Arkansas was so pleased that it has worked with WME to bring another country singer, Justin Moore, to its Fayetteville campus to perform prior to the Auburn game this week.

“Every AD in the country is talking about ways to improve the fan experience and this is one way to do it,” said Pernetti, a former AD at Rutgers.

Administrators at Arkansas and Florida State, where many ticket buyers drive two to four hours to see their team play, say the free concerts give their fans an additional reason to make the trip and stay for the weekend. In fact, the Seminoles have been staging Friday night concerts on home game weekends for five years, although those up-and-coming acts don’t compare to having Paisley perform.

“Every game we play this year will be available on TV,” said FSU’s Jason Dennard, assistant AD for marketing. “And we felt we needed to give people reasons to come to Tallahassee, outside of the football game.”

While the appeal of a free concert was enticing to many universities, it wasn’t a slam dunk. WME executives thought the tour might have grown beyond nine schools, but some university officials were worried about having the right space to accommodate such large crowds. The opening show at Virginia Tech, which drew 30,000 on Labor Day weekend, scared off some schools that were considering an October date but were worried about crowd control.

“Some schools passed,” Lublin said, “because they thought it’d be too difficult, too big. Some are probably regretting that decision now. But some were willing to take a chance with us. They didn’t know how it would turn out.”

What WME and the nine schools realized along the way is that the concerts are customizable to fit most any space. Wake Forest and Baylor used smaller footprints on campus to create more intimate settings. Each of those shows drew 7,000 to 8,000.

Bigger spaces at Florida State and Auburn, just outside the football stadiums, drew 18,000 to 20,000 each.

Paisley and friends at the Little Rock, Ark., show.
Photo by: BEN ENOS / BRAD PAISLEY TOUR
Officials at Arkansas, FSU and Baylor said the concert logistics were efficient. WME-IMG brought in all of the staging equipment, tore it down and cleaned up the space. The schools, whose expenses were limited to a few thousand dollars each, added security where needed and brought in their concessionaires to sell basic food and beverage items. Alcohol was sold at three of the nine shows — Texas, Arkansas and South Carolina, IMG said.

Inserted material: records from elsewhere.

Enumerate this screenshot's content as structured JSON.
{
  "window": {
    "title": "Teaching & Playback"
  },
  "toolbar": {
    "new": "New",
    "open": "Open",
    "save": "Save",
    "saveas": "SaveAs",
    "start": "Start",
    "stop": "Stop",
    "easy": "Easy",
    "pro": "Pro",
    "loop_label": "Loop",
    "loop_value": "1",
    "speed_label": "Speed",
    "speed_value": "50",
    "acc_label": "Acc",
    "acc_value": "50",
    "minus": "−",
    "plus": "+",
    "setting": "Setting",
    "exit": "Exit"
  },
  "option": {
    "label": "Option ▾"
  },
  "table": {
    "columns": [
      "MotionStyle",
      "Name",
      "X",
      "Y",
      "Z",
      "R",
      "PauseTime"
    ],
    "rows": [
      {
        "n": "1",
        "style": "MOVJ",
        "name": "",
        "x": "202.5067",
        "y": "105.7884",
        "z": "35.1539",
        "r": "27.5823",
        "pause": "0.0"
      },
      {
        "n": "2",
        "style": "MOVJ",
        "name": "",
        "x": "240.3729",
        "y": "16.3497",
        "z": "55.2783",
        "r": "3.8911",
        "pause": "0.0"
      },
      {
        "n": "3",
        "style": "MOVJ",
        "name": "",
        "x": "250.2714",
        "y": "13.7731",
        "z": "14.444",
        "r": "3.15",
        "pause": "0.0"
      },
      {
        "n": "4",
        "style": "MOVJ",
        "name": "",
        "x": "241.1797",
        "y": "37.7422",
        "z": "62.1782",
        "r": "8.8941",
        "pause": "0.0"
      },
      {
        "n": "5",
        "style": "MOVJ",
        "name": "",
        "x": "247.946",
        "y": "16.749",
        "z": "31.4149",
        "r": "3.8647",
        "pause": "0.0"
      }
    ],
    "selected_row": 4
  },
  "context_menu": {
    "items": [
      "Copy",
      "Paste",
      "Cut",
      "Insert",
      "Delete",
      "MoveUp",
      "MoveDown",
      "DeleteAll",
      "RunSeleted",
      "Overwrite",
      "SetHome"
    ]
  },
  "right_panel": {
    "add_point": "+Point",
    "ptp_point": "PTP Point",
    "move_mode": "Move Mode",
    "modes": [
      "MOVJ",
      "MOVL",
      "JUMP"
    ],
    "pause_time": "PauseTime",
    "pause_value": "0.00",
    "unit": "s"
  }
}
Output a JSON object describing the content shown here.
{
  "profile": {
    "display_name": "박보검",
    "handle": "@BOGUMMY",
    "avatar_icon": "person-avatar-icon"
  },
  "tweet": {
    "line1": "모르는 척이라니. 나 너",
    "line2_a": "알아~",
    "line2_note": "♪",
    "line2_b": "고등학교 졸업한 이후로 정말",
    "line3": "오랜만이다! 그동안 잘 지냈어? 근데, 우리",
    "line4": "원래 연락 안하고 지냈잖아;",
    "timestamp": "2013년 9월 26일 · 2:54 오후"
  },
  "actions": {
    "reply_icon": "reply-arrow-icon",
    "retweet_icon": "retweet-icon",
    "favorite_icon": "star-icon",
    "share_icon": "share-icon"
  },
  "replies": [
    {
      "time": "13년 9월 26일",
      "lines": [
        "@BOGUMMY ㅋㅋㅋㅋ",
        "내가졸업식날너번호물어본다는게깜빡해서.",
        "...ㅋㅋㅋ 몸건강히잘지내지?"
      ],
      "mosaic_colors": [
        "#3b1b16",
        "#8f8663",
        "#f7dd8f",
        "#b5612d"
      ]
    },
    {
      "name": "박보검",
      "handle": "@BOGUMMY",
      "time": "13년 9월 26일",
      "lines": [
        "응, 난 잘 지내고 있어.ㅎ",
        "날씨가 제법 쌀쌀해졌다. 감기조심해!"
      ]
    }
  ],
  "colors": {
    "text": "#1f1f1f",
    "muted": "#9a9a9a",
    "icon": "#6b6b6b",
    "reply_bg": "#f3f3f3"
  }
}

“We do shows all the time in stadiums, in amphitheaters, in arenas, but nothing like this where you set up in a completely open space,” WME’s Beckham said. “We brought the stage, the power, the sound, the lights, the video, the crew, everything for a show in one day. It was a unique challenge.”

The only thing missing from the Paisley tour was a significant revenue component for the schools. Zaxby’s covered most of the concert costs, and some schools did realize some revenue from concession sales, which was enough to offset security costs in most cases.

It remains to be seen whether WME-IMG will continue to offer the concerts for free in the future, or charge admission.

The bigger picture, however, is that “now we have tangible, hard evidence that the companies coming together has made a difference,” Beckham said. “It was the branding side with Zaxby’s, it was the TV side with CBS, it was the live music side with WME and it was the college side with IMG. Literally every aspect had to be tied together. We made something happen out of nothing, and that’s really cool.”